India is banking on a locally developed, affordable home-use kit to bump up testing for COVID-19 and reduce the burden on public resources struggling against a runaway pandemic now raging through the country in a deadly second wave.
The second wave that hit India in March 2021 saw severe shortages of vaccines, hospital beds and medical oxygen. On 30 April, India became the first country to report over 400,000 new cases in a 24-hour period, badly overwhelming public health resources.
Called CoviSelf, the new Rapid Antigen Test (RAT), which costs US$3.50, takes 15 minutes to indicate whether a nasal or throat swab placed on a strip of paper is positive or negative.
Following approval by the Indian Council of Medical Research (ICMR), India's top body for the formulation, coordination and promotion of biomedical research, the Pune-based developer, Mylab Discovery Solutions, has announced mass manufacture of the kits.
Sujeet Jain, director of the company, says that the kit will be available across the country through most pharmacies as a prescription-free, over-the-counter product to any buyer by early July. "We plan to produce 40 to 60 million kits per month," Jain tells SciDev.Net.
According to an ICMR advisory on the kit, published 19 May, home-testing is advised only for individual with symptoms of COVID-19 and immediate contacts of laboratory-confirmed positive cases.
The ICMR advisory asks users to follow instructions given as pictorials and in a video. A mobile smartphone app analyses a picture of the swab to issue a positive or negative result.
Rapid antigen tests are of great value when the burden of the disease is huge as in India where the case load (is) increasing rapidly and labs aren't able to cope with the massively increased demand for RT PCR tests."
Dinesh Raj, Consultant, Holy Family Hospital, New Delhi
According to ICMR, India has cumulatively conducted tests on almost 337 million samples since mass testing began in March 2020. That figure represents less than a quarter of India's population of around 1.3 billion people.
"If someone tests positive, those close to him can get a RAT done," Raj tells SciDev.Net.
However, he adds that it is important for the public to know that RAT has poor sensitivity and that there is a high possibility of error, meaning results should be checked with a standard RT-PCR test.
"It is likely to miss cases and give false negative results," he says. "An individual with negative RAT may feel falsely confident and continue to spread disease while his own condition may deteriorate."

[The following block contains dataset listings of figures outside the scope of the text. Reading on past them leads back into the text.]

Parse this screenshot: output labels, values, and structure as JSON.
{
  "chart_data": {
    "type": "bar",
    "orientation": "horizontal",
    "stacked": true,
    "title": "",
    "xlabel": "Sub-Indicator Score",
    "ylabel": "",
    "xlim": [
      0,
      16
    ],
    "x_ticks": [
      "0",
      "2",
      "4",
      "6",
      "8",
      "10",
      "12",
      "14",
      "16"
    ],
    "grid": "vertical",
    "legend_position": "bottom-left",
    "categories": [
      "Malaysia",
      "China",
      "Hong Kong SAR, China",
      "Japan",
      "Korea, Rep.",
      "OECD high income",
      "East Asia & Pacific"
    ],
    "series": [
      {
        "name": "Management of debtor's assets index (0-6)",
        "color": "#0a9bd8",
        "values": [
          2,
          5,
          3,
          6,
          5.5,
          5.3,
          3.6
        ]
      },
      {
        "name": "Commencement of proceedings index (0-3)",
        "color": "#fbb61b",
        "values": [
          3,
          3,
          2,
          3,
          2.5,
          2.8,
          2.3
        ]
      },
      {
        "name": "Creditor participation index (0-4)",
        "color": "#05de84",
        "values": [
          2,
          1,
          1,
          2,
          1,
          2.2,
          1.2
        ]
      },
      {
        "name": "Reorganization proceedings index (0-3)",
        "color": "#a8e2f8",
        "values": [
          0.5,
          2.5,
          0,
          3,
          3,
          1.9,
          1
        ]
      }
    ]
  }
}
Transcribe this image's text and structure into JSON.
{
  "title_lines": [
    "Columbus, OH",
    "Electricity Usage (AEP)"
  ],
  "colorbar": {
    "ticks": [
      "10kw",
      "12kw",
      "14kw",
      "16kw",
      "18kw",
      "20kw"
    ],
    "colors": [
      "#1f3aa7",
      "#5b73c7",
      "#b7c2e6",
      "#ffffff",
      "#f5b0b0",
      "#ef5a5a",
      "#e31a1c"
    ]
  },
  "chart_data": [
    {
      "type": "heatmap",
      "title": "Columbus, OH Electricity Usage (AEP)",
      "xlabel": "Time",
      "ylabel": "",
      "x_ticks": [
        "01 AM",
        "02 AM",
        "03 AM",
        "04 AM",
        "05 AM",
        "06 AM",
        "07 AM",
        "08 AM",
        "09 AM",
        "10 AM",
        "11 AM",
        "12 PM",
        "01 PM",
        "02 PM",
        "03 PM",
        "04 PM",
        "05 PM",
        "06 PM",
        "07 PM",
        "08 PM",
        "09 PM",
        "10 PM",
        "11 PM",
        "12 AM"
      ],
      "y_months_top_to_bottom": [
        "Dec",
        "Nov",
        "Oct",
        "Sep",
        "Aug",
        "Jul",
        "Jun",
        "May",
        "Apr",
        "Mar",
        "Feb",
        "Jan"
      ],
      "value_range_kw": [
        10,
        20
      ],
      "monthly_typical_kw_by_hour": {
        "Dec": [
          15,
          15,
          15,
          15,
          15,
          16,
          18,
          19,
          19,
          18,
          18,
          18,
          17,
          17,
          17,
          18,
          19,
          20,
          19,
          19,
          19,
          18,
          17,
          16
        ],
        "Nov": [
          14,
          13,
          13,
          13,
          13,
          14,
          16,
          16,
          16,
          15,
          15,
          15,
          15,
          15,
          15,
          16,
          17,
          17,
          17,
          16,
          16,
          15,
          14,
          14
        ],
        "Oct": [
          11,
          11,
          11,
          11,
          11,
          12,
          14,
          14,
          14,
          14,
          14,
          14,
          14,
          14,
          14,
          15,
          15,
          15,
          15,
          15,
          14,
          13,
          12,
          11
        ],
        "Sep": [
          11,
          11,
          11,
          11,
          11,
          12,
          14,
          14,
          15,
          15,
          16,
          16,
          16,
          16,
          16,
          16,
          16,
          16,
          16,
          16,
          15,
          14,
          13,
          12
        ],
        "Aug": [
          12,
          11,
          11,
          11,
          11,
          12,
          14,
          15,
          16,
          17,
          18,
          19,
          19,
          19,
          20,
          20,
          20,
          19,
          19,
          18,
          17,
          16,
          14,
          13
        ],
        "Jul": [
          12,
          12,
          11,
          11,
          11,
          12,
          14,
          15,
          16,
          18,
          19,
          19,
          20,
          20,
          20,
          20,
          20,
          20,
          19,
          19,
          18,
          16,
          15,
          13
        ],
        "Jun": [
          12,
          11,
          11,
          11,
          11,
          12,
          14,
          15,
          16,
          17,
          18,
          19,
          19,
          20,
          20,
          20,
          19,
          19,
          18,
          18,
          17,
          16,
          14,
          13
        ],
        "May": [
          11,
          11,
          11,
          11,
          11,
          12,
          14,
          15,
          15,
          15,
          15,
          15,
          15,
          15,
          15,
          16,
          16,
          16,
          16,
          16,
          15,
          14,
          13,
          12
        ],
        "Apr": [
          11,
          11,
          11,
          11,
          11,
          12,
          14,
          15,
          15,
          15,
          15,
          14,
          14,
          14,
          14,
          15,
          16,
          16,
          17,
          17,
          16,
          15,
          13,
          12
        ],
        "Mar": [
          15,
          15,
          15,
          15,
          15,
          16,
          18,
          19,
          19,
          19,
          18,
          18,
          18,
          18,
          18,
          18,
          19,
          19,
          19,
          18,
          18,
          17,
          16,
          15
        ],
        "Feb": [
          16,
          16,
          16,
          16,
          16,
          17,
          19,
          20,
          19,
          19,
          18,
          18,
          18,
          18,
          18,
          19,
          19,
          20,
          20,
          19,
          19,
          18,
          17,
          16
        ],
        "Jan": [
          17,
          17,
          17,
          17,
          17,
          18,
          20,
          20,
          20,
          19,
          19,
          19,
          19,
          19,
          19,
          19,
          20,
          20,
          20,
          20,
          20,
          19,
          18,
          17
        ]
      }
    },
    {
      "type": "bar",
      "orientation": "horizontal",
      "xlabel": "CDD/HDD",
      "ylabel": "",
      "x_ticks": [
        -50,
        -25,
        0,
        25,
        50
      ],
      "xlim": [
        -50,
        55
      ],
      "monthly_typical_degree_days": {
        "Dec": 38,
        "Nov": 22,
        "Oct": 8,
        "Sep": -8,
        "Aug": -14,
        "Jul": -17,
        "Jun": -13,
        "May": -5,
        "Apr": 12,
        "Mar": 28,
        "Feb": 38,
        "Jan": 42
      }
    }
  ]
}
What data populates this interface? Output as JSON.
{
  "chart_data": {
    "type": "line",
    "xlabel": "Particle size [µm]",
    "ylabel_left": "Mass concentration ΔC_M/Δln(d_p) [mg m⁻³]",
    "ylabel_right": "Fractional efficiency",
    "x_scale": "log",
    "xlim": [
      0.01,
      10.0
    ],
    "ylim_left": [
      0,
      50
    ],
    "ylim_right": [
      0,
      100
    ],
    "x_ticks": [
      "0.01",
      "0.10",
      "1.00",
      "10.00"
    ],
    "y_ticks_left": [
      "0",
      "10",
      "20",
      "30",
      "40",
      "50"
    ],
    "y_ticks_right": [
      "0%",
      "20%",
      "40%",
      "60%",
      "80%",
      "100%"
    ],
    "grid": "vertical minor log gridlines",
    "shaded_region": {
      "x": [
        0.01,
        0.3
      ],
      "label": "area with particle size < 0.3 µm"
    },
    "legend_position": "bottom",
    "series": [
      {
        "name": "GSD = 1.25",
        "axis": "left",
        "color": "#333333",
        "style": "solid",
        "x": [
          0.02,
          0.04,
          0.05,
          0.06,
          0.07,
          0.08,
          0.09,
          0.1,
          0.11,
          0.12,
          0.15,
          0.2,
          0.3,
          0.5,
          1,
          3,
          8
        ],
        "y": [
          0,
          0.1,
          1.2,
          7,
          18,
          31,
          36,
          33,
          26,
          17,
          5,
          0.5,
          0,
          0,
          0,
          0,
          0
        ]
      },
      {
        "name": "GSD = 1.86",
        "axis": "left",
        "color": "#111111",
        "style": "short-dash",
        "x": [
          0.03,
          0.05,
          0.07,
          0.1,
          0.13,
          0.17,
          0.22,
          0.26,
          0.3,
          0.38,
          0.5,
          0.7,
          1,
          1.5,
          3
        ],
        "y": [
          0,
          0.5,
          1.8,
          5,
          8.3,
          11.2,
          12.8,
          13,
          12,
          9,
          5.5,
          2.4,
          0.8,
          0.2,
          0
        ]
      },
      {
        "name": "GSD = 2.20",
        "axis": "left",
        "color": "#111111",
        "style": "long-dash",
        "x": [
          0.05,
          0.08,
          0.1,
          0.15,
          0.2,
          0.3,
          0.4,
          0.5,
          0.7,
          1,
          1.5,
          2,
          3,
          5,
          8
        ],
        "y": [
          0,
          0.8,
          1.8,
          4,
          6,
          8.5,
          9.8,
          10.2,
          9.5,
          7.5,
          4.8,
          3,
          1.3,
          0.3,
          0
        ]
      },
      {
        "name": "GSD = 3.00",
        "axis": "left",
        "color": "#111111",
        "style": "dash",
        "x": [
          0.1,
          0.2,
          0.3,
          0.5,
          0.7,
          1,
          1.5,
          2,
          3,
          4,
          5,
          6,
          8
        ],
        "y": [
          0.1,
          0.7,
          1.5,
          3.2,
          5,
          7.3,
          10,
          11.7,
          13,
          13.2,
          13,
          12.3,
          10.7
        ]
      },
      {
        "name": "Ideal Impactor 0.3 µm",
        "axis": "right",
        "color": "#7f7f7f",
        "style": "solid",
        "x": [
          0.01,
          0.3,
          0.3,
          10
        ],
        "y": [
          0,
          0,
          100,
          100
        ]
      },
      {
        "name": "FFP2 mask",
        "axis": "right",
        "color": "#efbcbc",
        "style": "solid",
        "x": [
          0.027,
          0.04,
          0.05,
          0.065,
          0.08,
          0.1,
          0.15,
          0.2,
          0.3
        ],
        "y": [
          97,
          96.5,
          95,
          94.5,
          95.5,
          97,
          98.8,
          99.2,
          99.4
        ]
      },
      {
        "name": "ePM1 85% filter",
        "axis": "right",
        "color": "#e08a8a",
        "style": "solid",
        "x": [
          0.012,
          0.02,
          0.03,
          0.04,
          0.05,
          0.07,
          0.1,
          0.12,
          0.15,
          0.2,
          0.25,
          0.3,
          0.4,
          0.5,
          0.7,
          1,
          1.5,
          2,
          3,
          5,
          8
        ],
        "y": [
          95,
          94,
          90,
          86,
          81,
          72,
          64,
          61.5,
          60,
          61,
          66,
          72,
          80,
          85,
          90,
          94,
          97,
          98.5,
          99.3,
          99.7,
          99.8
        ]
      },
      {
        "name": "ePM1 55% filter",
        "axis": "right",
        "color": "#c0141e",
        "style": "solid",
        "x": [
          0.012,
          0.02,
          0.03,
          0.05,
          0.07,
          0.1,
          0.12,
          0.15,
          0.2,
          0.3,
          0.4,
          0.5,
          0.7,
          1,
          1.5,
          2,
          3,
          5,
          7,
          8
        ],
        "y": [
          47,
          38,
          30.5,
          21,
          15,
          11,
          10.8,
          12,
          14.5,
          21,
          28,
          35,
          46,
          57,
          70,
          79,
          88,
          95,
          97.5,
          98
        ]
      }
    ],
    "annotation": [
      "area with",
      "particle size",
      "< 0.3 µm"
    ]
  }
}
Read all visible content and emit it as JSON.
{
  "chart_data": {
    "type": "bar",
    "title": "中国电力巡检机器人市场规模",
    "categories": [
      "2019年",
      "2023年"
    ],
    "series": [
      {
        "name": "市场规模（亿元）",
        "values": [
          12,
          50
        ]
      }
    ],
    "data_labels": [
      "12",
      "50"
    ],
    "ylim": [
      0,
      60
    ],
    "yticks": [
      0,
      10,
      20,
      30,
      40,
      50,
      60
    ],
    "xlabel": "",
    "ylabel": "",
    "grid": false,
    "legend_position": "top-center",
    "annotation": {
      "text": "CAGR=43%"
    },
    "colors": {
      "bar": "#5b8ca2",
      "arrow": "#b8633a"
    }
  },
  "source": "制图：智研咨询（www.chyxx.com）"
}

Suma Balan, professor of rheumatology at the School of Medicine, Amrita Vishwa Vidyapeetham, Kochi, Kerala, tells SciDev.Net the kit will "help patients who are unable to go to a test centre, which are all currently overburdened so that the wait for RT-PCR test results can be up to three days in cities like Delhi".
"The real question is whether this new product will live up to its reputation as is being advertised," she adds.